Firma Alphatron zaprezentowała bowiem „wielozadaniowe krzesło dowodzenia” (Alphamulticommand chair) działające według zasady „One-man bridge”, które pozwala jednej osobie na kontrolowanie i kierowanie wszystkimi urządzeniami na okręcie. Przedstawione rozwiązanie było o tyle interesujące, że wykonano je dla realnego odbiorcy i pięć takich systemów już pływa na holownikach holenderskich (docelowo ma być ich osiem).
Jednoosobowe dowodzenie i kierowanie
Jednoosobowe dowodzenie na jednostkach pływających nie jest niczym nowym, ale jednoosobowe dowodzenie oraz kierowanie i kontrolowanie wszystkich systemów pokładowych to już jest o wiele poważniejsza sprawa. Alphatron zaproponował stanowisko dowódcy tak zbudowane by jeden człowiek, siedząc przypięty pasami do fotela, był w stanie dowodzić, utrzymywać łączność, kontrolować wszystkie systemy okrętowe i kierować ich działaniem.
Ergonomia i pomysłowość to najlepsze słowa określające to rozwiązanie. Dowódca-operator siedzi na obracanym i przesuwanym do przodu i do tyłu krześle, które otaczają po lewej i po prawej stronie bloki monitorów, klawiatur i manipulatorów. Na wystawionym na BALTEXPO stanowisku było w sumie osiem różnej wielkości monitorów, ale w rzeczywistym rozwiązaniu jest ich jeszcze więcej, ponieważ na holownikach umieszczono je dodatkowo po bokach (na wystawie usunięto je by umożliwić przejście zwiedzającym targi) oraz pod sufitem (czego nie można było uczynić ze względu na wysokość hali wystawienniczej AmberExpo, gdzie odbywa się BALTEXPO).

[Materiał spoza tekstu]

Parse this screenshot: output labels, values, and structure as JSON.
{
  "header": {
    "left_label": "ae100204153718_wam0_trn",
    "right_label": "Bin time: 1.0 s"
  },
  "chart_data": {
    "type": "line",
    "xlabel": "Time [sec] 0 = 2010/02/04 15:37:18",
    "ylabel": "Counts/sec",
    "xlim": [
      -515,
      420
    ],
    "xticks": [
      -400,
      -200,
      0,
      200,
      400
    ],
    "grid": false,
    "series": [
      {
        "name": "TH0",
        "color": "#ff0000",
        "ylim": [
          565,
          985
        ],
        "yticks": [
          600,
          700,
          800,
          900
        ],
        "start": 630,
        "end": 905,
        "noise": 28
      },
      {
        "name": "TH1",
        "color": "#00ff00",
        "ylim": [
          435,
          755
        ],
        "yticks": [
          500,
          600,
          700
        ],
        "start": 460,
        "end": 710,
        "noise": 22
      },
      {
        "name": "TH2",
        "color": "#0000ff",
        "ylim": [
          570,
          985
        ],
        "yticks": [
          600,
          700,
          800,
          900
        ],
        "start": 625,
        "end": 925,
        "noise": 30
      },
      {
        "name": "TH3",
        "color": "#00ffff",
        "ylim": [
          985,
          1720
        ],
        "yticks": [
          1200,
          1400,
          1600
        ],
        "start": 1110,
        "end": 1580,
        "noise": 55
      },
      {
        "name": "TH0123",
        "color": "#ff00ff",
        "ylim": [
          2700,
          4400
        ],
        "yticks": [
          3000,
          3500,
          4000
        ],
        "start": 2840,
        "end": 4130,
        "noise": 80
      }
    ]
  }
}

Okręt czy samolot myśliwski
Przełączając zobrazowanie na monitorach można uzyskać pełną informację o stanie technicznym urządzeń, zapasie paliwa i wody, o alarmach oraz pełny obraz sytuacji nawigacyjnej wokół jednostki utworzonej ze zobrazowania radarowego, systemu ECDIS i systemu AIS. Nawet radiostacje są włączane nogą za pomocą czterech specjalnych przycisków kulowych w podłodze (po dwa z każdej strony) dzięki czemu dowódca jednostki pływającej komunikując się przez radio nie musi odrywać rąk od manipulatorów sterujących urządzeniami okrętowymi (mikrofon jest wbudowany w fotel).

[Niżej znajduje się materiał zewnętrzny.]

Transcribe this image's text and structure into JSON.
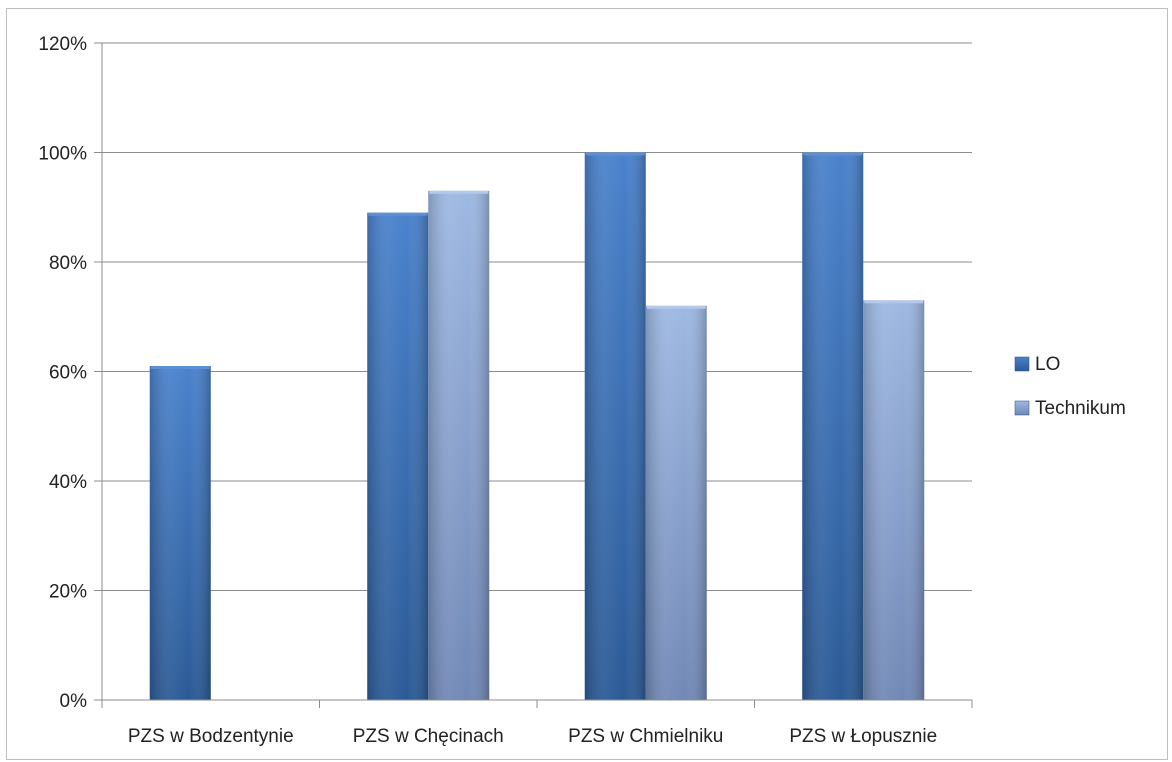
{
  "chart_data": {
    "type": "bar",
    "categories": [
      "PZS w Bodzentynie",
      "PZS w Chęcinach",
      "PZS w Chmielniku",
      "PZS w Łopusznie"
    ],
    "series": [
      {
        "name": "LO",
        "values": [
          61,
          89,
          100,
          100
        ],
        "color": "#3a6fb5"
      },
      {
        "name": "Technikum",
        "values": [
          null,
          93,
          72,
          73
        ],
        "color": "#8faad6"
      }
    ],
    "y_ticks": [
      "0%",
      "20%",
      "40%",
      "60%",
      "80%",
      "100%",
      "120%"
    ],
    "ylim": [
      0,
      120
    ],
    "y_unit": "%",
    "grid": true,
    "legend_position": "right"
  }
}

Praktycznie wszystko co jest potrzebne do kierowania okrętem jest w zasięgu ręki jednej osoby, co przypomina rozwiązanie z kabiny samolotu myśliwskiego. Z tą różnicą, że system prezentowany na BALTEXPO został opracowany dla holowników, na których nie ma znaczenia, czy poruszają się dziobem do przodu, czy rufą (w tym celu mają one tzw. mostek panoramiczny zabezpieczający obserwację dookoła jednostki). Dlatego dowodzący jednostką w tym właśnie rozwiązaniu ma komplet urządzeń do kontroli i kierowania jednostką pływającą i pracą zarówno przed sobą jak i za sobą. Wystarczy więc jedynie obrócić fotel i po przełączeniu monitorów działać bez względu na kierunek ruchu. Takiej możliwości piloci samolotów jeszcze nie mają.
Co więcej Alphatron proponuje rozwiązanie modułowe i może z łatwością skompletować mostek, w którym zabezpieczy się działanie tylko w jednym kierunku i w zależności od wymagań jakie przedstawił zamawiający. Jednak tego, w przypadku Marynarki Wojennej raczej bym się obawiał.